Ray Bonneville (from the album At King Electric available on Stonefly Records)
Like the mighty Mississippi River, the flowing groove in the guitar work of Ray Bonneville is a continual motion machine. The river finds its home in the Mississippi Delta and that is the spot that Ray Bonneville uses as a beginning source for his music. The tracks collected on At King Electric are steeped and brewed in the Blues, the playing of Ray Bonneville finding new paths for the course of the music. Ray picks out notes to pack in the suitcase under the bed as he patiently plans an exit into approaching dark with “Waiting on the Night”. Rhythm is guided by the percussive pull in “Forever Gone” and a bounce in the beat predicts “It’ll Make a Hole in You”. At King Electric percolates and simmers Blues stirred by the playing of Ray Bonneville.

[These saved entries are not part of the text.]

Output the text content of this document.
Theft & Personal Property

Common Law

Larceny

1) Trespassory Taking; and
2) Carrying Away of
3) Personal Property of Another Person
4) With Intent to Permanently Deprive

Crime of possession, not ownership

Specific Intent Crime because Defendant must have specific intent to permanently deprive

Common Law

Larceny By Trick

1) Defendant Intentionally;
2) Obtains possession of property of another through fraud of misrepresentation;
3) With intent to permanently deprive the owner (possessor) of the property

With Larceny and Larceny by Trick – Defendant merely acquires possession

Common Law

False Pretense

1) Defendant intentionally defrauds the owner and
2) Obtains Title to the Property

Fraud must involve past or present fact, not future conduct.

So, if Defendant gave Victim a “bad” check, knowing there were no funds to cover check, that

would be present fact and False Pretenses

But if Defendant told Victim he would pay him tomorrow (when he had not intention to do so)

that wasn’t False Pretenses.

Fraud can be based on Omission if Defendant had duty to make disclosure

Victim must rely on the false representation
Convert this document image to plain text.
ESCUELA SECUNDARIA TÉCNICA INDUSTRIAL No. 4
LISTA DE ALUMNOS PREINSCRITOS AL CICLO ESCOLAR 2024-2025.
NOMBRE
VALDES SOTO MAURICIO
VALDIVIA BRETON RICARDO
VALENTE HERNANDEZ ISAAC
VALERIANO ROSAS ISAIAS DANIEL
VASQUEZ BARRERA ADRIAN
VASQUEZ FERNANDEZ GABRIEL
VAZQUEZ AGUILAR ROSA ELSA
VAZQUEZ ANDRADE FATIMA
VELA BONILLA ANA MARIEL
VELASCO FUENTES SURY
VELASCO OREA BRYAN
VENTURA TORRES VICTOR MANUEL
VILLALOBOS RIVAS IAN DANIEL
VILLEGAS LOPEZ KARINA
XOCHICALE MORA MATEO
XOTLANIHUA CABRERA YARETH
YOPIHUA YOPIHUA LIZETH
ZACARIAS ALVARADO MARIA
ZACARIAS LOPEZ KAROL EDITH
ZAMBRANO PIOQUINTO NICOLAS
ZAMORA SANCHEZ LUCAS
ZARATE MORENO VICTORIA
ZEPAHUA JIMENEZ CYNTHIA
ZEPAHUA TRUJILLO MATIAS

Born in Quebec, Ray Bonneville moved to Boston, Massachusetts at age twelve, learning English as he picked up playing on the guitar and piano. Ray traveled with military service in Viet Nam, earning a pilot license in Colorado, changing addresses between Seattle, Alaska, and Paris before making a home in New Orleans, Louisiana. The music of the Crescent City became part of Ray Bonneville’s DNA and after twenty years as a sideman, he began to write his own songs, releasing his first album in 1992. The characters in At King Electric wrestle with their own Blues-born problems in “Next Card to Fall” and “Codeine” while Ray Bonneville shakes out a second line sound as he joins the street parade in “Papachulalay”, cruises on a low rumble down “Riverside Drive”, turns a slowly revolving percussion wheel to define his steps heading into “South of the Blues”, and celebrates “The Day They Let Me Out” on hot breaths of rhythmic beats.